Now I'm looking onto the field at Bryant Denny Stadium, visualizing 100,000 crazy fans, the marching band playing, the Crimson Tide football team comes storming out the tunnel... and there I am, number 85 on my helmet. I go out on kickoff coverage and make a tackle at the 23 yard line, I get up, pound my chest and point to the sky for my dad. Then after a 3 and out by Auburn, we line up on offense and there I am at tight end... flanked left, the QB motions me in with a leg raise... crack block on the d end, Boom, off to the races for TJ Yeldon. Touchdown Bama! 
Then I woke up...

The whole point of this is that first and foremost, I love football. Secondly, I have dreams. Not just the dreams where you wake up at the end, but the dreams that stem from goals set long ago by a little 14 year old kid at Doherty Middle School who didn't know the reality of how difficult it is to play division one football. Football is more than a sport to me, it's a way of life. In my darkest times in my life, it's kept me out of trouble, got me through the death of my dad, and also blessed me some amazing experiences and friendships along the way. Now for the real shocker, I'm still debating whether I should try and walk on to the Alabama football team and try to pull some kind of "Rudy" story. I've been taught to never give up on your goals, no matter how ridiculous or impossible they may. So right now, I'm setting a goal for myself to get onto the football team at the University of Alabama. I want to do this for myself, to prove that I can do it, and also, for my dad, because he never, ever gave up in his life, and neither should I. If my dad could beat testicular cancer at the age of 18, survive four heart attacks, and battle death for so many years... Why can't I make a football team? (that happens to be the best in the nation and has NFL talent everywhere, but who said it would be easy?)
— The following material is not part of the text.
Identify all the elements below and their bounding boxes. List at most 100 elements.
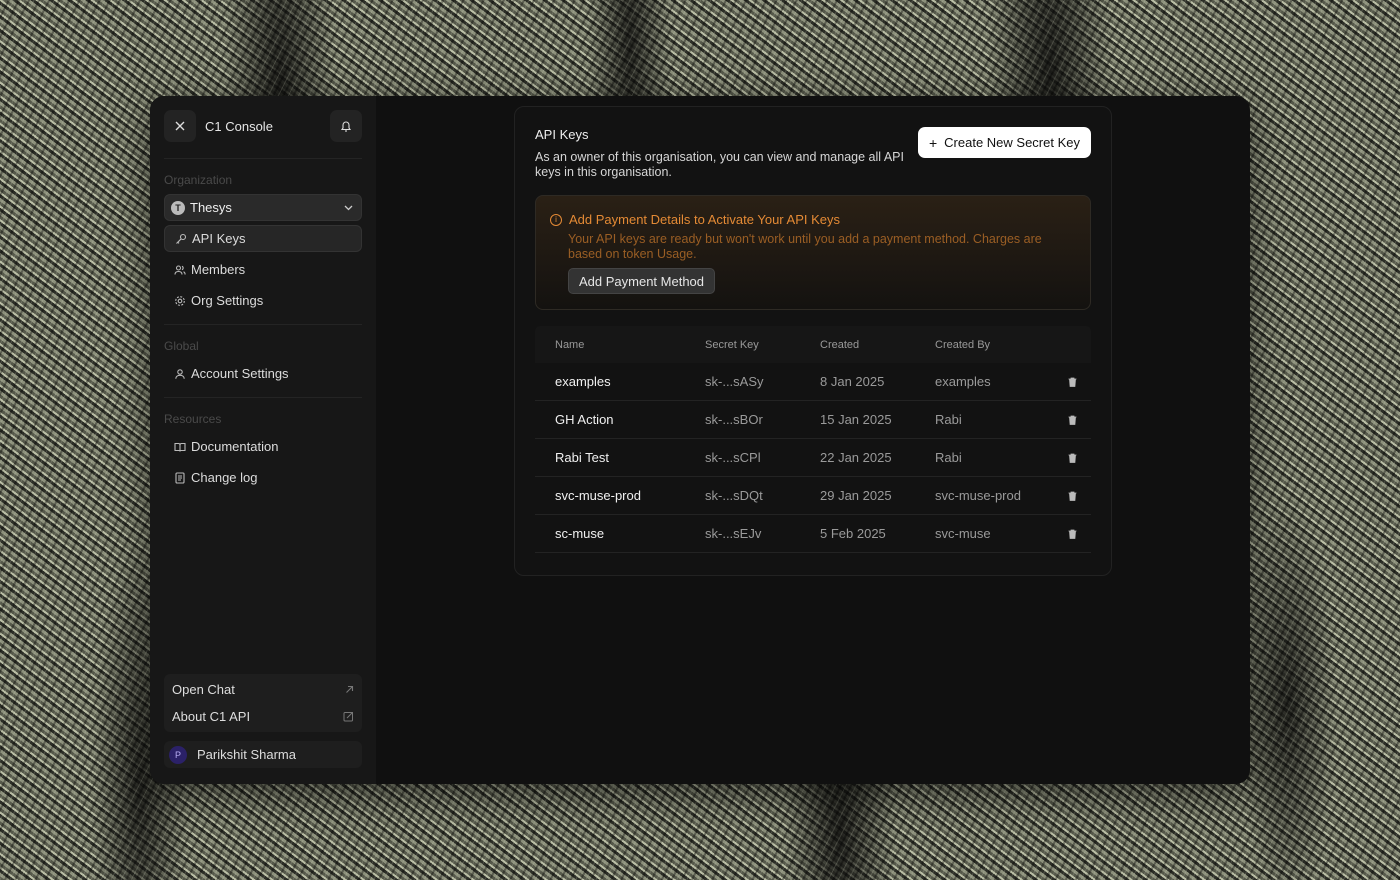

Where there's a will, there's a way. Through hard work, anything is possible. If I come up short, so be it, because I will know in my heart that I tried my hardest and worked for something... that is the ultimate satisfaction.


Thanks for Reading, God Bless, and Roll Tide
-RB

1 comment:

  1. I really enjoyed reading your post, you'll only know if you try right? I'm sure your Dad will be looking down and helping you out along the way too. Also, I heard back from Alabama a couple weeks ago and got in ( I'm still pumped). I really want to go but am between Bama and UMASS Amherst. Maybe I'll see you in Tuscaloosa.